Our bodies carry a deep intelligence. They remember, very deeply, the turns that our lives take. We can dream of people with such vividness, it is as if we can reach out and touch their faces that are stuck in time, and yet, we may have not seen them for decades. How? What is it in the deep wisdom of our neurophysiology that carries the profound remembrance of our lives?

 

When we make love to another, our bodies need to let go, they need to allow the other into the depths of our experience. The height of romance, particularly when we are in the thralls of lust, provides a smoke screen so that we can allow ourselves to disassemble. It is when we begin to know the other that our fears rise to the surface, because now they know our body’s secrets, and if our bodies are betrayed, they roar back like the fiercest lions.  

 

What an incredible opportunity this becomes to really begin to touch the edges of otherness, but make no mistake, it is fraught with all the obstacles of the most treacherous hero’s journey. And should we expect anything else? If we are to learn to die, to learn to wrestle with our existence and to grieve our expectations and dreams, would we not run into moments of non-being where we do not even recognize ourselves? How can we in those moments recognize the other? 

 

Sex needs to move from an act of pleasure to an act of submission, where we are fully displayed, and the strength of our bond with the other provides the container for this dissolution.
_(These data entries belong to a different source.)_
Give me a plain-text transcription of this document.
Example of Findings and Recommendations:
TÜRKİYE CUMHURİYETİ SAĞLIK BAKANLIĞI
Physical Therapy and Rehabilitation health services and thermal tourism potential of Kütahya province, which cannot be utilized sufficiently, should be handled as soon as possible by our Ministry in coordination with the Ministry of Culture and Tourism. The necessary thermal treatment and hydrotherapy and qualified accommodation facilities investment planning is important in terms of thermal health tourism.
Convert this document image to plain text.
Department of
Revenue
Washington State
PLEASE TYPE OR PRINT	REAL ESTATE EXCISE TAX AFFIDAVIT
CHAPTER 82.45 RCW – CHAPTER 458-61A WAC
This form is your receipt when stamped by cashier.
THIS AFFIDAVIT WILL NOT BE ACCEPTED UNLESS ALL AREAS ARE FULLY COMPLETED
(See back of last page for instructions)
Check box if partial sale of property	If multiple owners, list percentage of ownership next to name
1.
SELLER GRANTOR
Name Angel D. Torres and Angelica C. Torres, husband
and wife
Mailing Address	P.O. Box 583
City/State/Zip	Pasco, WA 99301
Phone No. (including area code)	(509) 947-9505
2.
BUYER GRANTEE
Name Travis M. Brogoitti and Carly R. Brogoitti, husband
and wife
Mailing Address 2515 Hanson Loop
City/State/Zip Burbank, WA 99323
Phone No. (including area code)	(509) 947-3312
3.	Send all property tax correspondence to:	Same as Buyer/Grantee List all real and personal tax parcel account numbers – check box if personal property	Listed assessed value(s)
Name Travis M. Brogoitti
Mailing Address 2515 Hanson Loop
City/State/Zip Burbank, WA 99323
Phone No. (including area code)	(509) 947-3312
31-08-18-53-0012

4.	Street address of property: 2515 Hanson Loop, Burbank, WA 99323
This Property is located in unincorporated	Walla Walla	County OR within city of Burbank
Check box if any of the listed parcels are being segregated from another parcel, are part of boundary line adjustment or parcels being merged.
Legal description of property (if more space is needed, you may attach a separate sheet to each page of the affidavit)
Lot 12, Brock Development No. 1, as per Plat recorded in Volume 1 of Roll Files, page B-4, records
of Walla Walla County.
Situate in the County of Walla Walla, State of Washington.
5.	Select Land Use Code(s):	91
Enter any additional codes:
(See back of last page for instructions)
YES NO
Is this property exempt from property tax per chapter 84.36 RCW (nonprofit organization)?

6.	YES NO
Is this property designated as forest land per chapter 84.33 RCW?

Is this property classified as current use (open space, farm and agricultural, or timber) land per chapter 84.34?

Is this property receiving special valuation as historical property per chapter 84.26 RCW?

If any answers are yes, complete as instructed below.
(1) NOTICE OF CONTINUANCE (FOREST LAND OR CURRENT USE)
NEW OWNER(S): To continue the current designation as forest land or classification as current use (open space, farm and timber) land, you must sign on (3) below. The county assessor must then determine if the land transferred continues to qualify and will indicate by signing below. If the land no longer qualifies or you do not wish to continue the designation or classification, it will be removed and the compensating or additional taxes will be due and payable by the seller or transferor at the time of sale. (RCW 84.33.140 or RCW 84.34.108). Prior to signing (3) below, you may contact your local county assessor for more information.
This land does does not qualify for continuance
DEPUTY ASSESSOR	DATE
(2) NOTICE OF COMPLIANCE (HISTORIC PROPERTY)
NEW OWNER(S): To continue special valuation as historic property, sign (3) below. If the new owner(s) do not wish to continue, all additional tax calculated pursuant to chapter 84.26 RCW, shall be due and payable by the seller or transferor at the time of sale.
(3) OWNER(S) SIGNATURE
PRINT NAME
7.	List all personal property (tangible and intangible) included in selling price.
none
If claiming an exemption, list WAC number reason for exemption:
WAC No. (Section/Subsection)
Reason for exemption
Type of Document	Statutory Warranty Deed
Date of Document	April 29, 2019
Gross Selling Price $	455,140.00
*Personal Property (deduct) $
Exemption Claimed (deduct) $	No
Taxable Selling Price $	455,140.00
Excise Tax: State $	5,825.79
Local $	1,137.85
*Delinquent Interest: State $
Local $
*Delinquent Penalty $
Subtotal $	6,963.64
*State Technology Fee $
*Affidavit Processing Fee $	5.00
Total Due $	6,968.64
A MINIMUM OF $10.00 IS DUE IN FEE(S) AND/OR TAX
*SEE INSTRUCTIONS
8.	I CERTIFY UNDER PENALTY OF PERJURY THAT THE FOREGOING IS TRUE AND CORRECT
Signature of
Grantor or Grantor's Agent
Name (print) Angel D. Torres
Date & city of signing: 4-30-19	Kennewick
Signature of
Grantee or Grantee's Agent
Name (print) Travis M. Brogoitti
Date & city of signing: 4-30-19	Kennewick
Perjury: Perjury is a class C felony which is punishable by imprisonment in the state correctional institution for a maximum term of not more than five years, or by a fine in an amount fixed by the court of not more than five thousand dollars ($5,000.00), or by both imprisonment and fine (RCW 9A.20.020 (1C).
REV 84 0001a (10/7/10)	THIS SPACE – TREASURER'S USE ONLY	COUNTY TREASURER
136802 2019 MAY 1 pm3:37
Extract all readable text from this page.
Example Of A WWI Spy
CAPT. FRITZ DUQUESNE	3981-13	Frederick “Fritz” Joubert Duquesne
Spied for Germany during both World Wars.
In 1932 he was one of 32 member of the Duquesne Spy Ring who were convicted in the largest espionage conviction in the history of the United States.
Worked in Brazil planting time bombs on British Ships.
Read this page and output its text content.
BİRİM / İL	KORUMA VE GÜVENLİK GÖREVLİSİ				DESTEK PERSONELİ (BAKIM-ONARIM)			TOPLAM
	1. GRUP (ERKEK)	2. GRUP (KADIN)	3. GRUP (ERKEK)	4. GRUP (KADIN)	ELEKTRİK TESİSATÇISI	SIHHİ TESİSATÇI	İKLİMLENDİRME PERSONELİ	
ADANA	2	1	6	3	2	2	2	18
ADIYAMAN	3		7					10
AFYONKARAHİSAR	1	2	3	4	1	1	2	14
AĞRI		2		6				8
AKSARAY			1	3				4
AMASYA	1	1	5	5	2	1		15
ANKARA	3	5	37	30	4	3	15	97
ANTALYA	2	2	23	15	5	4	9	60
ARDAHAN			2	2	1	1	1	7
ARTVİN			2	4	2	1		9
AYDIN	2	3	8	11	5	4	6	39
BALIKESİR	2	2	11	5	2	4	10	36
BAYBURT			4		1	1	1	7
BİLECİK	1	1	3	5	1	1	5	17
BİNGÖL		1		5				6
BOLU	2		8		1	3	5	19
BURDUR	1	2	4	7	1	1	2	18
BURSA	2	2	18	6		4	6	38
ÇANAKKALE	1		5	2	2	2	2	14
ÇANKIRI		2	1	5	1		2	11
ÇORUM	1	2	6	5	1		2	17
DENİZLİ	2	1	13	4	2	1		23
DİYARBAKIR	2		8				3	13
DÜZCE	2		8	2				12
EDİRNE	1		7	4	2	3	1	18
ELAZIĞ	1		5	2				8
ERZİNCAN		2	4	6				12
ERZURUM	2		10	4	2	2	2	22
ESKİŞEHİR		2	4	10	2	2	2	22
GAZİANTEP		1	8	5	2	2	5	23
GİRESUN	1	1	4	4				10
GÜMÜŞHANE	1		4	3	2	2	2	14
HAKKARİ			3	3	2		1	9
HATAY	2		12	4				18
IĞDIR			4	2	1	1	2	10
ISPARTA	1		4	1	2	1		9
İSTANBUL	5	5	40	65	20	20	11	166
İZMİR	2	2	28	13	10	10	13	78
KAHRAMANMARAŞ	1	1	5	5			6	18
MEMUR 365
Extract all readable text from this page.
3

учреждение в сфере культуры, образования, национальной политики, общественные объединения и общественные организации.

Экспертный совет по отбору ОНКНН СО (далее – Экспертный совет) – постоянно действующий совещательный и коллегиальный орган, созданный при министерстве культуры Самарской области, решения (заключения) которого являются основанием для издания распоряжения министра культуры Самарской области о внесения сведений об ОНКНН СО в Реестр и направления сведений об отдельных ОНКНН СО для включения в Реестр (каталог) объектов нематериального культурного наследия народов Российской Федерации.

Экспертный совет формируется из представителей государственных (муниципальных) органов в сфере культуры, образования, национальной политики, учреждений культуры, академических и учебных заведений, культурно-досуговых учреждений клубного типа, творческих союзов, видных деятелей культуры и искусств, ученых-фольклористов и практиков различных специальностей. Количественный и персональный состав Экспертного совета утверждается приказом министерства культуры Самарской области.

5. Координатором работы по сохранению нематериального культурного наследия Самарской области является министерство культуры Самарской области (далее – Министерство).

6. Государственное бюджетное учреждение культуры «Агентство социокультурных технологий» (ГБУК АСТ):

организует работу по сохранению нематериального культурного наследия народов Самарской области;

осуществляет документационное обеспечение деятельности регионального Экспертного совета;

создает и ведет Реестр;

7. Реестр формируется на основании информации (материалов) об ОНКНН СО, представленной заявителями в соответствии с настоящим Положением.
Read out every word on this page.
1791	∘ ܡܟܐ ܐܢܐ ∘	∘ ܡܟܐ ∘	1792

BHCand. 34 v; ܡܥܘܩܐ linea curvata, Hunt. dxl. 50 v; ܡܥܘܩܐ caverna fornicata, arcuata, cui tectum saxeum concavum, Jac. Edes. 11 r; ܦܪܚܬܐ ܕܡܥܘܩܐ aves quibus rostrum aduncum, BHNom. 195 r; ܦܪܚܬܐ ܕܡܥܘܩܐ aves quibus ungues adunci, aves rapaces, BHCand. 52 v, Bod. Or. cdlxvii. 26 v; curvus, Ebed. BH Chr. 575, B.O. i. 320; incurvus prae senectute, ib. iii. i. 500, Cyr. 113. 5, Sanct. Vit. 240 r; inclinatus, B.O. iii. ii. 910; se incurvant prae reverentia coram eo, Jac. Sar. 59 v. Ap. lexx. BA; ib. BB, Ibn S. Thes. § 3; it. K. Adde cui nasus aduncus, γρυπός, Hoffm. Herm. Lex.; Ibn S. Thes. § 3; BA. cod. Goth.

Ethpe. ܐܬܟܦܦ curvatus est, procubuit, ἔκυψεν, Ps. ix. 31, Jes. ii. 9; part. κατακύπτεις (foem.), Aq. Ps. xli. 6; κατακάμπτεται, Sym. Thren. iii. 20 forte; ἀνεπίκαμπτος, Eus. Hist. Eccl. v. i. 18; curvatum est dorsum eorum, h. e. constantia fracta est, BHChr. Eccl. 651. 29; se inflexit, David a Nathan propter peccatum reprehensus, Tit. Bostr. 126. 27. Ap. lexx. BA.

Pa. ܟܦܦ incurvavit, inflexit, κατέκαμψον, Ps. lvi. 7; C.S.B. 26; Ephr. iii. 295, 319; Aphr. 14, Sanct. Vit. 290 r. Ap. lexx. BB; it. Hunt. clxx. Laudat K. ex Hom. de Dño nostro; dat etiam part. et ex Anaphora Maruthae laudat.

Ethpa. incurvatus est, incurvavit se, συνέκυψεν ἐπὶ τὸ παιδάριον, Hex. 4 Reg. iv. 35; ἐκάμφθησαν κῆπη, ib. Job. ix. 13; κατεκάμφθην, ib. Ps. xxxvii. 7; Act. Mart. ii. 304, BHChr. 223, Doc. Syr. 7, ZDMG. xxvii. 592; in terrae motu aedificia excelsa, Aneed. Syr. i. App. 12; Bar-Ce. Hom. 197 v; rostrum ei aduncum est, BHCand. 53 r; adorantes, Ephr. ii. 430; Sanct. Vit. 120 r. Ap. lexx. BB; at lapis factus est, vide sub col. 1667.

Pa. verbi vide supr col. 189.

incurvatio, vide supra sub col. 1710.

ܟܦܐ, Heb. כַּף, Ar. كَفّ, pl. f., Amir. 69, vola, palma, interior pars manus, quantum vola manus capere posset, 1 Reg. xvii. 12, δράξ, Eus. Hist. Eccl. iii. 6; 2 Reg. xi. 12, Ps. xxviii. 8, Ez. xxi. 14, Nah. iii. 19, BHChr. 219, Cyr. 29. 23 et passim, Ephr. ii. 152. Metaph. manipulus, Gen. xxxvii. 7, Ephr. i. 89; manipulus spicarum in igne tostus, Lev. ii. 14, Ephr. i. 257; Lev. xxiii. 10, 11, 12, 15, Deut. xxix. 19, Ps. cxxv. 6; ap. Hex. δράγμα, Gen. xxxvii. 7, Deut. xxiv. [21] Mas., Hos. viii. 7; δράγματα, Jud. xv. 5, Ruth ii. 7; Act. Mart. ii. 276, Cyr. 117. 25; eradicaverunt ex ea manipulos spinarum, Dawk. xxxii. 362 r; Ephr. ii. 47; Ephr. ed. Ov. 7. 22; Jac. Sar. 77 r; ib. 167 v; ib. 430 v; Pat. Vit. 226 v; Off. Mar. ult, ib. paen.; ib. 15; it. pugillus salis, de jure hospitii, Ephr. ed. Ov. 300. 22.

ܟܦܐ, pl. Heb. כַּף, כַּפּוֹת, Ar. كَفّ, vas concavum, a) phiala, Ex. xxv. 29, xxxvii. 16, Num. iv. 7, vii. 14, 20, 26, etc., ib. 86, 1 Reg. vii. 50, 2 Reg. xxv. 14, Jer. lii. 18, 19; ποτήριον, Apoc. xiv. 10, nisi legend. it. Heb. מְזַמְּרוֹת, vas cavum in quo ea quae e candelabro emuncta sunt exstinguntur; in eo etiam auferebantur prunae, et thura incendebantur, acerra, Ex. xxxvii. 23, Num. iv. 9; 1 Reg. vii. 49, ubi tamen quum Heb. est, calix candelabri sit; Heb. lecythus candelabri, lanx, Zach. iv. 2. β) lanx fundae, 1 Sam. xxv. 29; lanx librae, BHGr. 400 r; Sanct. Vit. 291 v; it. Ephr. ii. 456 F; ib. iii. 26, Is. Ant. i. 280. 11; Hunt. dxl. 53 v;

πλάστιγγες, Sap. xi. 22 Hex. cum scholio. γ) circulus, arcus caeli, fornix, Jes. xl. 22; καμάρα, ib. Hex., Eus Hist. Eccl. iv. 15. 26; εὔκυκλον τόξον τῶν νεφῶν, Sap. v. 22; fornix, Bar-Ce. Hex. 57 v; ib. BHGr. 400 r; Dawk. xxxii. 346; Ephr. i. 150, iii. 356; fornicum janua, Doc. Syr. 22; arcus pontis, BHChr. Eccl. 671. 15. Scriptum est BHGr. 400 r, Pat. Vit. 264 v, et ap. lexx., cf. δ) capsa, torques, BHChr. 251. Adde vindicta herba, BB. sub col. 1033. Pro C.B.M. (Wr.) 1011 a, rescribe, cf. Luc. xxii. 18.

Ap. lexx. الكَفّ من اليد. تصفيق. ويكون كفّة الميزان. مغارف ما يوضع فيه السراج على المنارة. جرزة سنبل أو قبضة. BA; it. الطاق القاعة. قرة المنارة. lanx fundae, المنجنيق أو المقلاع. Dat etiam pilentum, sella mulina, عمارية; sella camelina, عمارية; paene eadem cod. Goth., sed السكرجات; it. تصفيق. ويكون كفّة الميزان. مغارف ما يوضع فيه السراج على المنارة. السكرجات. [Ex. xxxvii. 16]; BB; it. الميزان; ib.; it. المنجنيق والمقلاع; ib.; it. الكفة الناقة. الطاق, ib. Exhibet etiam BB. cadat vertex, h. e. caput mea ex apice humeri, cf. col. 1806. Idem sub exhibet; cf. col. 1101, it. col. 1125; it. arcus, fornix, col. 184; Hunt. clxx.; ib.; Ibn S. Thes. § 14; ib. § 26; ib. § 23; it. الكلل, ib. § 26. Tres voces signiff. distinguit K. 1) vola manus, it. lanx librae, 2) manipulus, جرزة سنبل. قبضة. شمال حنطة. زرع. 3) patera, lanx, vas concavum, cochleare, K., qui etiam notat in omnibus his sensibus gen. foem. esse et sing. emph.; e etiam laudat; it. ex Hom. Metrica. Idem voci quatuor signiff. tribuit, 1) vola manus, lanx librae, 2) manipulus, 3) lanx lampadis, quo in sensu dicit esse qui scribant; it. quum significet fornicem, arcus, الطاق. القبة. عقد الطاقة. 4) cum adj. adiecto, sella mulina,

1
Isiah McKimmie in this week’s podcast, advocates for the tending of our relationship garden, in the same way, that we would love and nurture anything else in our lives. We cannot expect it to spontaneously strengthen itself. This deliberate act of tending to our relationships can go against our longing for exquisite connection which transcends our actions. This thinking is regressive, and when scrutinized, does not hold water. 

 

The fact that we must adjust who we are, what we believe, and what we know, throughout the maturational process, may not be convenient and may bring intense anxiety, but it is the capacity to tolerate this anxiety that is the goal, not its alleviation. This is popular psychology’s shadow, where psychology is commodified like anything else. Failure is inevitable and promises of overcoming it are hollow and defensive. Let us all relish in our collective failure together and free ourselves from the shackles of expectation. Only then can our bodies relinquish their hold, and we can die in the arms of another.